NPH: Honestly, I’d probably go way back and say flip-books steered me toward, like, George Méliès. And the idea that you could take still images and put them together. You know, George Méliès was an illusionist. So I was drawn to him by magic, but also then turned into a filmmaker. And I really remember being young and making my own flip-book images, and then seeing that that can be turned into film images—or photo images, I guess, just one step away from film. And that really made me feel that making film was achievable, as opposed to just something that you watched from a screen from afar.

AVC: How old were you? Do you remember?

NPH: Making flip-books? Probably 7 or 8.


10. Who is the funniest person you know personally?

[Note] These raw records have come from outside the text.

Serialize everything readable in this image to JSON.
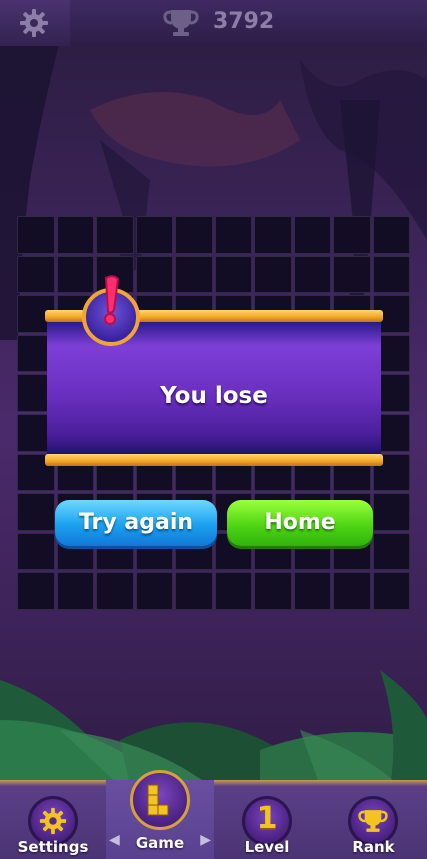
{
  "header": {
    "score": "3792"
  },
  "dialog": {
    "title": "You lose"
  },
  "buttons": {
    "try_again": "Try again",
    "home": "Home"
  },
  "nav": {
    "items": [
      {
        "label": "Settings",
        "icon": "gear-icon"
      },
      {
        "label": "Game",
        "icon": "block-icon"
      },
      {
        "label": "Level",
        "icon": "level-icon",
        "value": "1"
      },
      {
        "label": "Rank",
        "icon": "trophy-icon"
      }
    ]
  },
  "colors": {
    "accent_gold": "#f0a635",
    "panel": "#6a2fc0",
    "try_button": "#1aa0ef",
    "home_button": "#4fd614"
  }
}
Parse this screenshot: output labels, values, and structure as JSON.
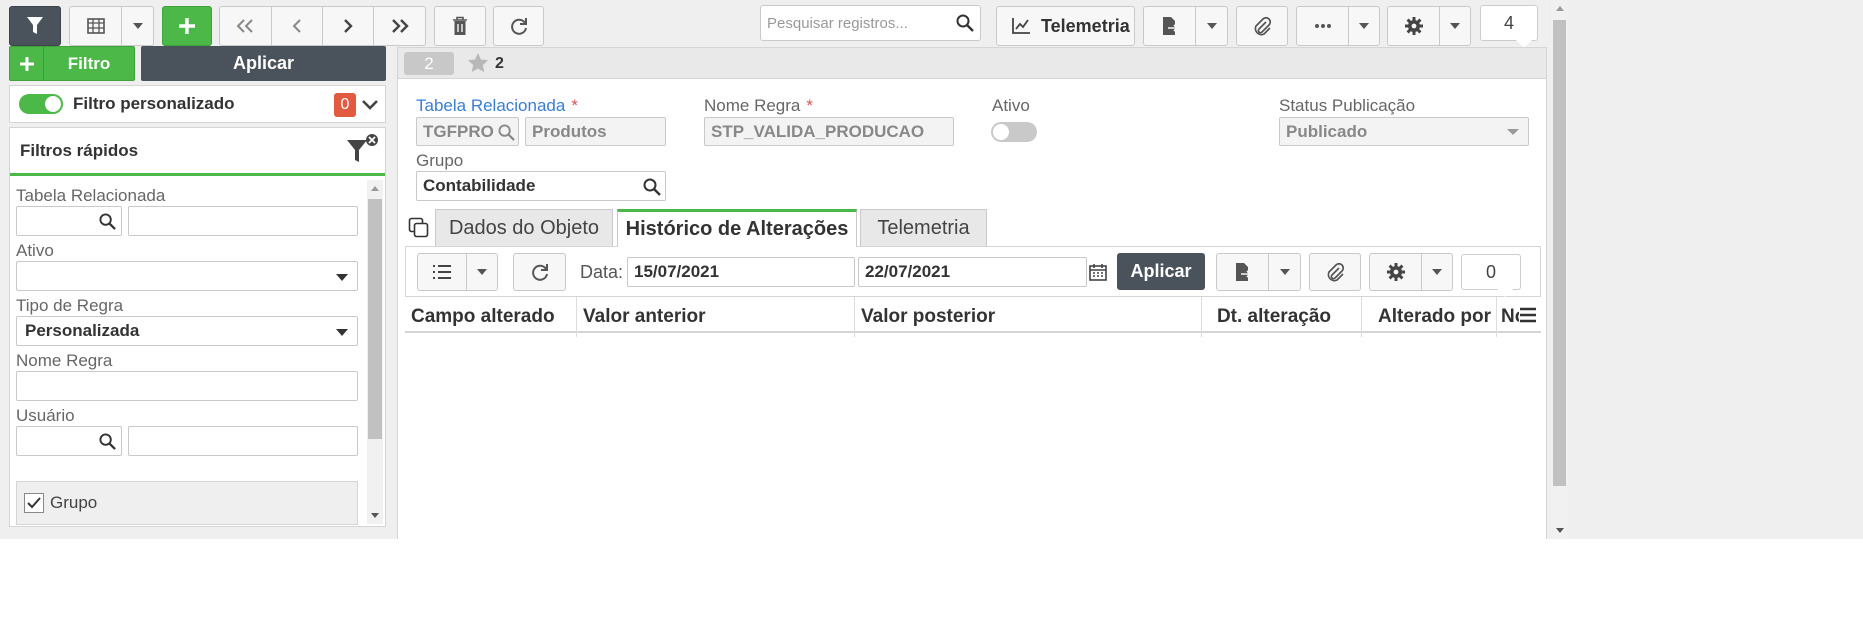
{
  "toolbar": {
    "search_placeholder": "Pesquisar registros...",
    "telemetria_label": "Telemetria",
    "record_count": "4"
  },
  "left": {
    "add_filter_label": "Filtro",
    "apply_label": "Aplicar",
    "custom_filter_label": "Filtro personalizado",
    "custom_filter_count": "0",
    "quick_filters_title": "Filtros rápidos",
    "fields": {
      "tabela_label": "Tabela Relacionada",
      "ativo_label": "Ativo",
      "tipo_label": "Tipo de Regra",
      "tipo_value": "Personalizada",
      "nome_label": "Nome Regra",
      "usuario_label": "Usuário",
      "grupo_label": "Grupo"
    }
  },
  "record": {
    "badge": "2",
    "favorites": "2",
    "tabela_label": "Tabela Relacionada",
    "tabela_code": "TGFPRO",
    "tabela_desc": "Produtos",
    "nome_label": "Nome Regra",
    "nome_value": "STP_VALIDA_PRODUCAO",
    "ativo_label": "Ativo",
    "status_label": "Status Publicação",
    "status_value": "Publicado",
    "grupo_label": "Grupo",
    "grupo_value": "Contabilidade"
  },
  "tabs": [
    "Dados do Objeto",
    "Histórico de Alterações",
    "Telemetria"
  ],
  "history": {
    "date_label": "Data:",
    "date_from": "15/07/2021",
    "date_to": "22/07/2021",
    "apply_label": "Aplicar",
    "count": "0",
    "columns": [
      "Campo alterado",
      "Valor anterior",
      "Valor posterior",
      "Dt. alteração",
      "Alterado por",
      "No"
    ]
  }
}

NPH: Would that I knew Ben Schwartz personally. I would like to say him, but alas, I don’t. So I will say my husband, David Michael Burtka. He is so hilarious. He does funny voices. And, you know, he just has a dark sense of humor and consistently makes me laugh and laugh. He doesn’t get to show off his funny very much. But he’s going to start acting again in earnest, so hopefully he’ll be able to show his comedy chops soon.


11. If a deli named a sandwich after you, what would be on it?

AVC: This is a question that has probably already happened. Somewhere on Broadway there has to be a Neil Patrick Harris club sandwich or something.

NPH: Is there? If there is, I must have one, just to feed my ego. See, now, you’re asking me this and I haven’t eaten lunch, so that was a great question. I would say it would be roasted chicken, like a rotisserie chicken that’s been peeled apart, with fresh grated cheddar cheese, fresh Hatch green chiles on a toasted English muffin with mayo and nacho cheese Doritos in the middle to give it an extra crunch. I call it the Meal Patrick Harris, thank you.

AVC: Speaking of Broadway, I have to ask you about the “Going Bigger” Tonys opening from 2013. I’ve watched it about five million times. Was that the hardest thing you’ve ever done? It’s just astounding.

NPH: Well, thank you. It wasn’t the hardest thing, but it was certainly the most exhilarating. And I will say that I’m not sure how it all happened, because there were so many things that could have easily gone wrong: magic tricks that didn’t work in the dress rehearsal, hoops that were going to probably be a terrible mess if I didn’t lift my leg high enough, quick changes that could have gone wrong. There was a lot at stake. But it’s the Tonys and it’s Broadway and people do that kind of nonsense, or at least used to, eight times a week. So, I was thrilled to represent.

AVC: You must really miss being on stage.

NPH: Oh man. One thing I hope to be able to champion someday soon is getting back to theater. The performers need to be able to perform in front of an audience. But more importantly, I think an audience needs to be able to have a communal experience again. I miss Hedwig and being able to live that world and perform and sing and emote and have people be affected by rock ’n’ roll. Things like that need to happen again.